L’appel du président Zelensky survient alors que trois grands sommets se tiendront ce jeudi à Bruxelles : la réunion du G7, le sommet du Conseil européen ainsi que celui de l’OTAN. Volodymyr Zelensky s’adressera d’ailleurs par visioconférence aux délégations présentes à ce dernier sommet.

Mercredi, plusieurs gouvernements ont annoncé de nouvelles livraisons d’armes à l’Ukraine. Le Royaume-Uni enverra 6000 missiles antichars supplémentaires à Kyiv, en plus des 4000 déjà livrés. La Suède et l’Allemagne ont annoncé l’envoi de 5000 et 2000 armes antichars respectivement. Les forces ukrainiennes ont déjà reçu 1000 armes antichars et 500 lance-missiles sol-air de type Stinger pris dans les réserves de la Bundeswehr, l’armée allemande.

Des crimes de guerre, selon les États-Unis

Après les déclarations du président des États-Unis, Joe Biden, la semaine dernière, qui avait qualifié le président de la Russie, Vladimir Poutine, de « criminel de guerre », son secrétaire d’État, Antony Blinken, a révélé que son pays détenait des informations détaillées confirmant que « des membres des forces russes ont commis des crimes de guerre en Ukraine ».

PHOTO KEVIN LAMARQUE, ARCHIVES REUTERS

Antony Blinken, secrétaire d’État des États-Unis

Nous avons vu de nombreux rapports crédibles d’attaques sans distinction et d’attaques visant délibérément des civils, ainsi que d’autres atrocités.

Antony Blinken, secrétaire d’État des États-Unis

Le chef de la diplomatie américaine a notamment cité la destruction « d’immeubles résidentiels, d’écoles, d’hôpitaux, d’installations essentielles, de véhicules civils, de centres commerciaux et d’ambulances », qui a fait « des milliers de morts et de blessés ».

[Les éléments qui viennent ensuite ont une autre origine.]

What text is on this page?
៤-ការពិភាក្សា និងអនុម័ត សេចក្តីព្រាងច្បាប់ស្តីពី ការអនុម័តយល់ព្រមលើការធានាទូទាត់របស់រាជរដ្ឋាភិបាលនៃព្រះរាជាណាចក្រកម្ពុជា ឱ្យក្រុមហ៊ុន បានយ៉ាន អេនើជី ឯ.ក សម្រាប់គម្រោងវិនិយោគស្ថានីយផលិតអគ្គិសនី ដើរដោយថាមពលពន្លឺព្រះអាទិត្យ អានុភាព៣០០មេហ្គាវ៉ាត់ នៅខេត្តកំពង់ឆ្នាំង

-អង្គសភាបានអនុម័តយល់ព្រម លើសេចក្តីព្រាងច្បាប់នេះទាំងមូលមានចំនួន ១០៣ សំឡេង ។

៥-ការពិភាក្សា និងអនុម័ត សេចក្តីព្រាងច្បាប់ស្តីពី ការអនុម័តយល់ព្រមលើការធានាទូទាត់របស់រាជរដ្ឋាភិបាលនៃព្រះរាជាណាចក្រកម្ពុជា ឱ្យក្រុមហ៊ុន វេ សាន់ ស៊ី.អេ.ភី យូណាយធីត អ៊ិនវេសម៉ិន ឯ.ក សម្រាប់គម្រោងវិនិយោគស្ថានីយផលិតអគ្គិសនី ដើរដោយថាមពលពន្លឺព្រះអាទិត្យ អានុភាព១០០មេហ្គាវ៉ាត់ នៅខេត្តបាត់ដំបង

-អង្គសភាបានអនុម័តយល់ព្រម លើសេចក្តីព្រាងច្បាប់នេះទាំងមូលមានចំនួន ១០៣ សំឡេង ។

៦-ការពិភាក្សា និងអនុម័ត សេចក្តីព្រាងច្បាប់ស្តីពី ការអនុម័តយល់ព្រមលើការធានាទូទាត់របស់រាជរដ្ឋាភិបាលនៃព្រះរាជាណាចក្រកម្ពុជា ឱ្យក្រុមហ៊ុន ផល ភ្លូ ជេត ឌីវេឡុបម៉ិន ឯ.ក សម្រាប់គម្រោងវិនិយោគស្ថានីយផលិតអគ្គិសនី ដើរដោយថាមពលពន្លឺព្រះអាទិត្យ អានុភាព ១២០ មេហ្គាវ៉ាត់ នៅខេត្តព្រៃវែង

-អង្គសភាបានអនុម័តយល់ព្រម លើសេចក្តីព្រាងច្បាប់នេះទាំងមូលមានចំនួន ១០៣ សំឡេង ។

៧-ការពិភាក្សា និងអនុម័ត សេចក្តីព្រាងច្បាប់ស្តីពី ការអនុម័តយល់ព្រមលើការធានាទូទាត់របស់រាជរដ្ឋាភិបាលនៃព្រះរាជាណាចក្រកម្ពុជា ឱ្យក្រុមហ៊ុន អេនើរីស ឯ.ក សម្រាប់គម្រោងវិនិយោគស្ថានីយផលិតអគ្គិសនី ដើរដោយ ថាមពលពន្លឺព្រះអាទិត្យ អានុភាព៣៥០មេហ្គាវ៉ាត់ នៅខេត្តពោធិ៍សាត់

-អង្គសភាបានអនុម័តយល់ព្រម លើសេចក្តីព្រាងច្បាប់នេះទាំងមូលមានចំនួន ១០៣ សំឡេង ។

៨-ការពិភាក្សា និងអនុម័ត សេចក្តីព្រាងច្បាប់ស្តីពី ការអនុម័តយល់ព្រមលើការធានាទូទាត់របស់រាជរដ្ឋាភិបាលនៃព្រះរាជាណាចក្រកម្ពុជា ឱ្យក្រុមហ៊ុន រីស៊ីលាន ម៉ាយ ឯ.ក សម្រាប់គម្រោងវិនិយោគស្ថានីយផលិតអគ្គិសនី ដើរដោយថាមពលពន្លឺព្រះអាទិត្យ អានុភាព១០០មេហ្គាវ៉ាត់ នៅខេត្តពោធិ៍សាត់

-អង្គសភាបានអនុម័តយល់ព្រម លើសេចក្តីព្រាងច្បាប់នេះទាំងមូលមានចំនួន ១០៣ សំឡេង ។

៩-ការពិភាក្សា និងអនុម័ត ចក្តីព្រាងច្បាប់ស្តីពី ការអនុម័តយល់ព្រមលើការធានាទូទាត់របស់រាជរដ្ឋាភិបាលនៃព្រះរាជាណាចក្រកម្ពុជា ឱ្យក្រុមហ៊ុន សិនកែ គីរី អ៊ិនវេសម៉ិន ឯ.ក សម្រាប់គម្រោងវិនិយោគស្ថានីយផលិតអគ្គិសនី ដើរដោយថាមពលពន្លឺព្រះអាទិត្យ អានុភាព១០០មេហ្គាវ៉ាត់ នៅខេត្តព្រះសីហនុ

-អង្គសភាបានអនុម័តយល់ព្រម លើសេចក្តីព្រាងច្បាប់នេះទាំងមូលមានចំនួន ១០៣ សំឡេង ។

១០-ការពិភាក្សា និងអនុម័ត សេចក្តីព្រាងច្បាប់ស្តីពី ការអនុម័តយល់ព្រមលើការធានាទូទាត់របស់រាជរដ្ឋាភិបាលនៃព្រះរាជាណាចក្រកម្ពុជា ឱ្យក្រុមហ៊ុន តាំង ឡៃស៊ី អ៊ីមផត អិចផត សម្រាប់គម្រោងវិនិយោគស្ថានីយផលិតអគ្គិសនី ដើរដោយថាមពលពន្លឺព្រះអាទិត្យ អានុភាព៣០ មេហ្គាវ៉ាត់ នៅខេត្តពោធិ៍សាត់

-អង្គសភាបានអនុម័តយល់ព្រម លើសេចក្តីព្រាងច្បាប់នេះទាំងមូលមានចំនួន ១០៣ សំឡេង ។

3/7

M. Blinken précise qu’il reviendra aux tribunaux de déterminer les responsabilités juridiques de la Russie. L’une de ces instances sera vraisemblablement la Cour pénale internationale (CPI), note Bruno Gélinas-Faucher, professeur de droit à l’Université de Moncton. Le 3 mars dernier, le procureur de la CPI, Karim Khan, a annoncé l’ouverture d’une enquête sur la situation en Ukraine.

« Le procureur de la CPI fait sa propre enquête et il devra en arriver à ses propres conclusions au sujet de la commission des crimes de guerre avant de déposer des accusations », dit-il. Mais la déclaration de M. Blinken laisse entendre que les États-Unis accepteront de transmettre des éléments de preuve au procureur de la CPI. « C’est d’ailleurs un engagement que le Royaume-Uni a déjà pris », dit M. Gélinas-Faucher. Les États-Unis, souligne-t-il, disposent de plus grandes ressources d’enquête et de renseignement que le procureur de la CPI.

Les États-Unis, comme la Russie d’ailleurs, ne reconnaissent pas l’autorité de la Cour pénale internationale, établie à La Haye, aux Pays-Bas. Dans ce contexte, la transmission d’informations des Américains à la CPI « serait en soi assez remarquable », estime M. Gélinas-Faucher.

Bombes à Kyiv, siège à Marioupol

Depuis mardi, l’armée russe a reculé de plus 30 km à l’est de Kyiv et a commencé à établir des positions défensives sur plusieurs fronts en Ukraine, a indiqué mercredi un haut responsable du Pentagone.

À Marioupol, « près de 100 000 personnes dans des conditions inhumaines » sont toujours piégées dans les ruines de la ville, « en état de siège total, sans nourriture, sans eau, sans médicaments, sous des bombardements constants », a alerté mercredi Volodymyr Zelensky.

PHOTO ALEXANDER ERMOCHENKO, REUTERS

Des résidants de la ville assiégée de Marioupol transportent de l’aide humanitaire livrée par des soldats russes.

Au premier hôpital en importance de Marioupol, les patients sont soignés dans les sous-sols, a indiqué le conseil municipal sur sa page Telegram.

« Les chandelles restent la principale source de lumière. Ils essaient d’économiser le carburant le plus possible, donc les générateurs diésel ne sont utilisés que pour les opérations complexes », a raconté le conseil, ajoutant que de 600 à 700 habitants des environs se sont également réfugiés dans cet hôpital.